No amateur football, no professional football, no Champions League, no UEFA Euro 2020. For over a century, football has brought people together. In the spring of 2020 however, ‘the most important side issue in life’ came to a grinding halt.
European Fields by Hans van der Meer, a project including a book (Steidl, 2014) and a travelling exhibition, shows the primal form of the game: twenty-two players on a pitch, no matter their talent, no matter where. Passionately playing together, in a setting far away from the Champions League. His observations of life at the bottom of the football pyramid show not only how football is part of the landscape, but also how deeply the game and its rituals are rooted in human culture. With mild irony, Van der Meer demonstrates the mismatch between human ambition and the effective result, between an individual’s ‘inside’ perception and a more objective, distanced view of our behaviour. Amateur football as the perfect metaphor for life at large.
The European Fields exhibition contained a number of video observations as well as photographic football landscapes. These were shot across Europe: from Belgium to the UK, Portugal, France and Italy. As part of the cultural programme surrounding Euro 2000, the first one Vlaamse Velden (Flemish Fields), dates back to exactly 20 years ago. These short films, although included in the exhibitions have not been released until now.
In these days of social distancing, Paradox and partners, ranging from the world of football as well as the arts, chose to share these remastered short films with as wide an audience as possible. Published on a dedicated YouTube Channel, five ‘matches of the week’ accompanied by short introductory texts from writers and journalists from the originating countries were launched on consecutive weekends in May/June 2020. They can all be found online now and watched for free as an homage to ‘who we are’.
Vlaamse Velden, text: Jan Mulder, filmed in Flanders (BE)
Calciatori della domenica, text: Matteo Dore, filmed in Northern Italy
Saturday Afternoon, Sunday Morning, text: David Winner, filmed around Bradford (UK)
Campo de futebol, text: João Nuno Coelho, filmed in the neighbourhood of Porto (PT)
Foot Provençal, filmed in Southern France
European Fields Unlocked was produced by Laura Quarto, Kirstie Crail, Tiago Rosado, Bas Vroege (all Paradox) and Hans van der Meer in collaboration with Mufoco (IT), Impressions Gallery (UK), Imago Lisboa (PT). The original 2000-2006 films were remastered by Thomas Vroege.
Watch the films here: https://youtube.paradox.nl
Hans van der Meer (b. 1955) studied photography at MTS in The Hague, followed by a residency at the Rijksakademie in Amsterdam. He is probably best known for his series on amateur football, Dutch Fields (1998) and European Fields (2014, published by Steidl). In 2009, Camera Austria hosted a retrospective of his work. Through photography, film and writing Van der Meer examines the world around him.

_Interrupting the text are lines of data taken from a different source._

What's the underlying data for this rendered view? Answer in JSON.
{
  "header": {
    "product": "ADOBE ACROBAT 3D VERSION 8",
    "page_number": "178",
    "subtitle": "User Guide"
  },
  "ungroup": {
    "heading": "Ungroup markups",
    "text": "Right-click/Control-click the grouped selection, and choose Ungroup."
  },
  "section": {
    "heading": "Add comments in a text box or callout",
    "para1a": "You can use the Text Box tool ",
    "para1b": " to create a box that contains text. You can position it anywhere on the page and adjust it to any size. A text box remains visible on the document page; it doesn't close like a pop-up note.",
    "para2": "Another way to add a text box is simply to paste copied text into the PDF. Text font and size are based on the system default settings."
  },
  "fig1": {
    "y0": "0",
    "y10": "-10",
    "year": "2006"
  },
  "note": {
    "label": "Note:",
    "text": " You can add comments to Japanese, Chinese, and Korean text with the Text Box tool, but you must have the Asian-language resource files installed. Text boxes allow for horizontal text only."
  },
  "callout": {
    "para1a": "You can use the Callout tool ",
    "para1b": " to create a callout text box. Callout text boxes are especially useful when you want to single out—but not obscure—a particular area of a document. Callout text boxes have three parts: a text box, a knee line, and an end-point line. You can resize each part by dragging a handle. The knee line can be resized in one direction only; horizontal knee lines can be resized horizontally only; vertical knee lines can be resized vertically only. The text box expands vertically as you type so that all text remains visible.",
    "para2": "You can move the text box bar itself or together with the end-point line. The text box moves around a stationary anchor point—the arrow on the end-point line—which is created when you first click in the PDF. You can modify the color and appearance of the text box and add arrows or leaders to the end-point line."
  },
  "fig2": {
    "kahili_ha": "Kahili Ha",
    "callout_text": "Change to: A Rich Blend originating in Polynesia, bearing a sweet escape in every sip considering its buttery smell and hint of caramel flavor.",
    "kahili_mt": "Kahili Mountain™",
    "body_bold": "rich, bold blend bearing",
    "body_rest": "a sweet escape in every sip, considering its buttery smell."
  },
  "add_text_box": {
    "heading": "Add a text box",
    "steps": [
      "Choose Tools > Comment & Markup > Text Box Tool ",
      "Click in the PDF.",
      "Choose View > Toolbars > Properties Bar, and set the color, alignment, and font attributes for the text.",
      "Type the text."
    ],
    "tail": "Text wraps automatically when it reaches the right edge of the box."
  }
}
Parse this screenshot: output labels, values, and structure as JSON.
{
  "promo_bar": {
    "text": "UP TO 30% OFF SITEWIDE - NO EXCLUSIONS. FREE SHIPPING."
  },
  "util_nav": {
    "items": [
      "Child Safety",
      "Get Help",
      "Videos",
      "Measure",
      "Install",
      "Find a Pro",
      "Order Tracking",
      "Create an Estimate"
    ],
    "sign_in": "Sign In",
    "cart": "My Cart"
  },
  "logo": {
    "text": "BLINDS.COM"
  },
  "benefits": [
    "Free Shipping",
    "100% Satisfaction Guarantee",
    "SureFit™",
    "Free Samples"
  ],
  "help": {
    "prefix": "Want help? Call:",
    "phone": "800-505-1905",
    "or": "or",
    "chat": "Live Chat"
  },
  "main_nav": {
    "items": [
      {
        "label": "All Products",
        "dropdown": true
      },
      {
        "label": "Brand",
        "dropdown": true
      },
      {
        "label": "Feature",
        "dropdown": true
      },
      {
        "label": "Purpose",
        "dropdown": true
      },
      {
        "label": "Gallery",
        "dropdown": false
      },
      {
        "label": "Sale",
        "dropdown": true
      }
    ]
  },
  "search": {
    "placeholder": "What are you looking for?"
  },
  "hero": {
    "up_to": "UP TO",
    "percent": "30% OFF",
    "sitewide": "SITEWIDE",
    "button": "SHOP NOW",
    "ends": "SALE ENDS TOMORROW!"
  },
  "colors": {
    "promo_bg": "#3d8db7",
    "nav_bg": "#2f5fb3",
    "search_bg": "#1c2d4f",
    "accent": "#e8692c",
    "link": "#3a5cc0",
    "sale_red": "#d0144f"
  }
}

For example, his images of amateur football are also an exploration of human nature within the landscape. In The Netherlands – Off the shelf (Paradox, 2012) he wryly observes the increasingly homogenous built environment of provincial Dutch towns. With his latest project, Time to Change (Paradox, 2019) Van der Meer shows us the remarkable as well as problematic world of dairy farming.
Hans van der Meer is based in Amsterdam and teaches at the Royal Academy of Art (KABK) in The Hague.
About Paradox
European Fields Unlocked is a project in the framework of X25, celebrating the 25th anniversary of Paradox, producer of documentary projects in photography. Paradox is a non-profit organisation founded in 1993 by Bas Vroege, developing projects on contemporary issues with documentary authors: photographers, filmmakers, visual artists, writers and researchers. Founded with the aim of stimulating the development of documentary photography, Paradox has initiated around 80 productions that travelled to more than 250 venues worldwide.